Die Weiterbildung zum Energieberater bringt Vorteile für die Auftrags-Akquise. Erfahrungsbericht einer Malermeisterin

Der Tatort: Handwerkskammer Stuttgart, Bildungsakademie. Weiterbildung zum geprüften Gebäudeenergieberater HWK. 13 von 16 angemeldeten angehenden Energieberatern sitzen erwartungsvoll an einem mit Tischen zusammen gestellten U und warten auf den Lehrer. Es fühlt sich ein wenig an wie Schule. Zufälligerweise sitzen wieder die meisten innerhalb der gleichen Gewerke nebeneinander. Insgesamt jedoch ein Mix aus Zimmermännern, Malern, Stuckateuren, Heizungsbauern, Ingenieuren und Architekten. Eine gute Gruppe auf den ersten Blick, von allem etwas dabei. Es geht los, der Kurs beginnt.
Nach einem sehr lustigen ersten Tag mit einem Lehrer aus der Kaminfegerbranche gehen alle beruhigt und zuversichtlich nach Hause. Man wusste vorher schließlich nicht, was einen erwartet. Vor allem für das viele Geld.

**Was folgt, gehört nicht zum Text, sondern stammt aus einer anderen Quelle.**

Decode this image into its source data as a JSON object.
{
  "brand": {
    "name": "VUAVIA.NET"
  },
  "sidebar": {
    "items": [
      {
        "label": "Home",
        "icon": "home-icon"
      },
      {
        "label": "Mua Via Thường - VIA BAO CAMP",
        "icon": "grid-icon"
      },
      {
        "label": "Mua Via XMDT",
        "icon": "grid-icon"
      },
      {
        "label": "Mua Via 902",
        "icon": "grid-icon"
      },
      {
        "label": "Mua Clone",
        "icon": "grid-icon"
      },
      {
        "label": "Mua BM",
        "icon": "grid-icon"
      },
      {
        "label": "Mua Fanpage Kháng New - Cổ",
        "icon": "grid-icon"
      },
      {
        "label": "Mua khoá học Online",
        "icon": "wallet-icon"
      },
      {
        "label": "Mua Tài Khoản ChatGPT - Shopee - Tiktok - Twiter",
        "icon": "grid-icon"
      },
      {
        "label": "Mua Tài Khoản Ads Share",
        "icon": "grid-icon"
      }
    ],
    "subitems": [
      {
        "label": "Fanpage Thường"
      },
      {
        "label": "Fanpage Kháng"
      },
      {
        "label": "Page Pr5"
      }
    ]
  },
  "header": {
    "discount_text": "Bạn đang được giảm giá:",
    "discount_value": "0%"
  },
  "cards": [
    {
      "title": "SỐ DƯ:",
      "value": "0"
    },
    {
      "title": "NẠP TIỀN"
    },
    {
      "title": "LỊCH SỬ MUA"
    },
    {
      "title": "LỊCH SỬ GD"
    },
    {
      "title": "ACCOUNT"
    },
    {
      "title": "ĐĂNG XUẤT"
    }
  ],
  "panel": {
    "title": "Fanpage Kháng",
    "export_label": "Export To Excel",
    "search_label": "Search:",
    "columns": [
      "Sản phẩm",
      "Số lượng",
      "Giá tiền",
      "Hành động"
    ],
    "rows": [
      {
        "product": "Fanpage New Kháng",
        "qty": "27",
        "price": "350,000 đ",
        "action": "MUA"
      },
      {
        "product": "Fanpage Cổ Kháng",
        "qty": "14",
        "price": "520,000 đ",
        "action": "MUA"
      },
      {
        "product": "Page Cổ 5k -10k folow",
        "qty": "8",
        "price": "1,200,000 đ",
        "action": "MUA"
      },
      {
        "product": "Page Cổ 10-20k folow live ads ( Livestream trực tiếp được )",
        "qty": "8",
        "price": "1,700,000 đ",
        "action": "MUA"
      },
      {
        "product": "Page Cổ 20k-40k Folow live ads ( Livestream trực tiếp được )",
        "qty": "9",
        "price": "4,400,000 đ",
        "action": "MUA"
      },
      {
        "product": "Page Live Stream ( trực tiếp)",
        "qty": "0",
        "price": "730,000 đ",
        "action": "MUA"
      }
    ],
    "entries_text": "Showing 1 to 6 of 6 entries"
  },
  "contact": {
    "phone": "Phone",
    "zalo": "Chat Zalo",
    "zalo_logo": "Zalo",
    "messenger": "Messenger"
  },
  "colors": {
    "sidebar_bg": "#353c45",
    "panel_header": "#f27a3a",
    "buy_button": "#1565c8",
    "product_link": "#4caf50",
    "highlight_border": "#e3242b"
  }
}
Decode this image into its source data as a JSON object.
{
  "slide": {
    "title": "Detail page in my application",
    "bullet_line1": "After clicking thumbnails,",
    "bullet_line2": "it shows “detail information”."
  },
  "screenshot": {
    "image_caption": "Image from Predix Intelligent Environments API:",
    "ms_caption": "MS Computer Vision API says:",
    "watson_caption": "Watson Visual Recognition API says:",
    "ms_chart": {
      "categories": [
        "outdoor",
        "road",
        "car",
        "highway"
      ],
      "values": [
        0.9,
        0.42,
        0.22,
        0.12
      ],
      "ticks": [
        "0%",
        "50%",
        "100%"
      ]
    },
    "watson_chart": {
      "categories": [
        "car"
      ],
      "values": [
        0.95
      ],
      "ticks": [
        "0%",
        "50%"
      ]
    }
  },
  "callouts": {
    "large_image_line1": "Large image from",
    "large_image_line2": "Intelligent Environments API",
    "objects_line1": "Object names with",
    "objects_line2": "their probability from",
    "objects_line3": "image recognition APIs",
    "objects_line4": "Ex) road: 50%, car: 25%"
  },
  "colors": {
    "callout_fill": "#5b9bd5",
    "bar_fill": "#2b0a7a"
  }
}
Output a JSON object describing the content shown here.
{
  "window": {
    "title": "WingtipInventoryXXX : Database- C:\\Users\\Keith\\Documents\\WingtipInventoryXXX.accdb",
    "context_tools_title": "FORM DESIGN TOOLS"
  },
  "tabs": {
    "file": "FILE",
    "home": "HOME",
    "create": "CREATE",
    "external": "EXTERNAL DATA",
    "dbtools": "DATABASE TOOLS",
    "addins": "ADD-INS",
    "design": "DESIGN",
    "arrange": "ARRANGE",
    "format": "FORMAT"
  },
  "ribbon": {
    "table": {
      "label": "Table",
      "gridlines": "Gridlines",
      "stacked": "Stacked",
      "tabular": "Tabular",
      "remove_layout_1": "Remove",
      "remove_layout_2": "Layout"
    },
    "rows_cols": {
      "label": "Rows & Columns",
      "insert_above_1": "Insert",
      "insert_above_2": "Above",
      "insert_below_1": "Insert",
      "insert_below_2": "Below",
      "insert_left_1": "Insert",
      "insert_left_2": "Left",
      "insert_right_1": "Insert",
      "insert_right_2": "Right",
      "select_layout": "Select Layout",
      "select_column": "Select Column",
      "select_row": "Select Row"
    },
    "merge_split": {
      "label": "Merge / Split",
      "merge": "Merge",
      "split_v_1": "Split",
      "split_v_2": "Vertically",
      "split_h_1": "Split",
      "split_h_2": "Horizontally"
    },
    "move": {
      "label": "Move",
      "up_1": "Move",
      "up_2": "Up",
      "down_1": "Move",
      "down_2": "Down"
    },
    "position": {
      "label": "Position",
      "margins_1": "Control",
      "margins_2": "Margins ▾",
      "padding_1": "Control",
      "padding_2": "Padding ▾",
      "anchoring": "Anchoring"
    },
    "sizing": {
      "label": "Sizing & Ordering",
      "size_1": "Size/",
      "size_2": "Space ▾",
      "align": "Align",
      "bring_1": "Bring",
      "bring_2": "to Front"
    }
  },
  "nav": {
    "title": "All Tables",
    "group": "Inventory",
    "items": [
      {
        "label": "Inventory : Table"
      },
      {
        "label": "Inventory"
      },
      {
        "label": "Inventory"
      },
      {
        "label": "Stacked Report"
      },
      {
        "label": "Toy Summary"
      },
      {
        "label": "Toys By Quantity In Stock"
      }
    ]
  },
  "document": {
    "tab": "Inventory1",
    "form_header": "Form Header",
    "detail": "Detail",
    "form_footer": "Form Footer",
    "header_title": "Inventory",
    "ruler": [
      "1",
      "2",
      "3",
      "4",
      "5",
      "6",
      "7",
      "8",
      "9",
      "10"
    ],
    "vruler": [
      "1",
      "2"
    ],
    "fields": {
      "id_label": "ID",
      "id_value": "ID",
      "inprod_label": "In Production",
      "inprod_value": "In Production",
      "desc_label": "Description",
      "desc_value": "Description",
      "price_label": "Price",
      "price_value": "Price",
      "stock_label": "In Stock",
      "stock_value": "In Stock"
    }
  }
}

Ist Energieberater nur eine kurzweilige neumodische Erscheinung? Ein erfundener Titel? Darf das jeder? Fragen über Fragen. Alles geklärt. Die Weiterbildung ist sehr sinnvoll, hat uns zumindest unser Kaminfeger versprochen. Er ist ja selbst erfolgreicher Energieberater. Zum Glück.

Die Hälfte ist geschafft

Nach den ersten drei von sechs Wochen ziehe ich ein Fazit. Es ist wirklich schwierig. Die meisten meinen zwar, es wäre alles logisch und sie wüssten das schon. Ich denke jedoch nicht. Wie soll ein Zimmermann eine Heizung einbauen? Spaß beiseite, wirklich kein Zuckerschlecken. Der Stoff ist gewerksübergreifend. Wir lernen wichtige Dinge über Schornsteinbreiten, über verschiedene Heizkessel, Wärmepumpen, Unter-, Zwischen- und Aufsparrendämmung. Viel über unsere geliebte EnEV. Wenig über Fassaden.
Wir haben Fächer, welche sich Modernisierungsplanung, Wärme-, Feuchte- und Schallschutz nennen. Lernen den Unterschied zwischen HT und H’T. Und sind mittlerweile Experten in Sachen U-Werte. Wir können Hüllflächen berechnen und wissen Bescheid über den politisch geprägten Jahresprimärenergieedarf. Alles Insider, Energieerater-Slang! Wer’s verstehen will, muss sich anmelden.
Nach drei Wochen habe ich allerdings trotzdem noch nicht so ganz den Durchblick, wie ich das jetzt alles an meine zukünftige Kundschaft bringen soll. Vor allem, wie ich mir das alles merken soll! Und überhaupt, so viel Stoff, so viele Skripte. So viele neue Worte. Wichtige Worte. Schon zwei große Leitzordner sind voll. Nach gerade mal drei Wochen. Unsicherheit macht sich breit. Zudem kommt die Tatsache, dass wir das wohl bedeutsamste Instrument aller Energieberater immer noch nicht beherrschen: Das Computerprogramm. Es ist nämlich nicht so einfach wie manch unwissender Außenstehender meint. Aber es wird!

Die Tage sind gezählt

Die letzte Woche, wir sind Genies. Alle miteinander. Jeder ist ein Stückchen größer und wichtiger geworden. Vor allem intelligenter. Wenn man uns jetzt ein Haus bauen lassen würde, es wäre einfach perfekt. Unbezahlbar, aber perfekt! Vom Fundament bis zum Schornstein.
Wenn man uns lässt, streichen wir die weiße Wanne extra noch schwarz, damit wir keine Feuchtigkeit ins Haus bekommen. Wir heizen nur mit erneuerbarer Energie. Sind so gut wie unabhängig von großen Energieonzernen. Haben Lüftungsanlagen, jedoch die Abluft nie an der Fassade (Algen- und Pilzgefahr!). Unser Haus wurde per Blower-Door-Test auf Luftdichtigkeit geprüft und hat den niedrigsten Transmissionsverlust überhaupt.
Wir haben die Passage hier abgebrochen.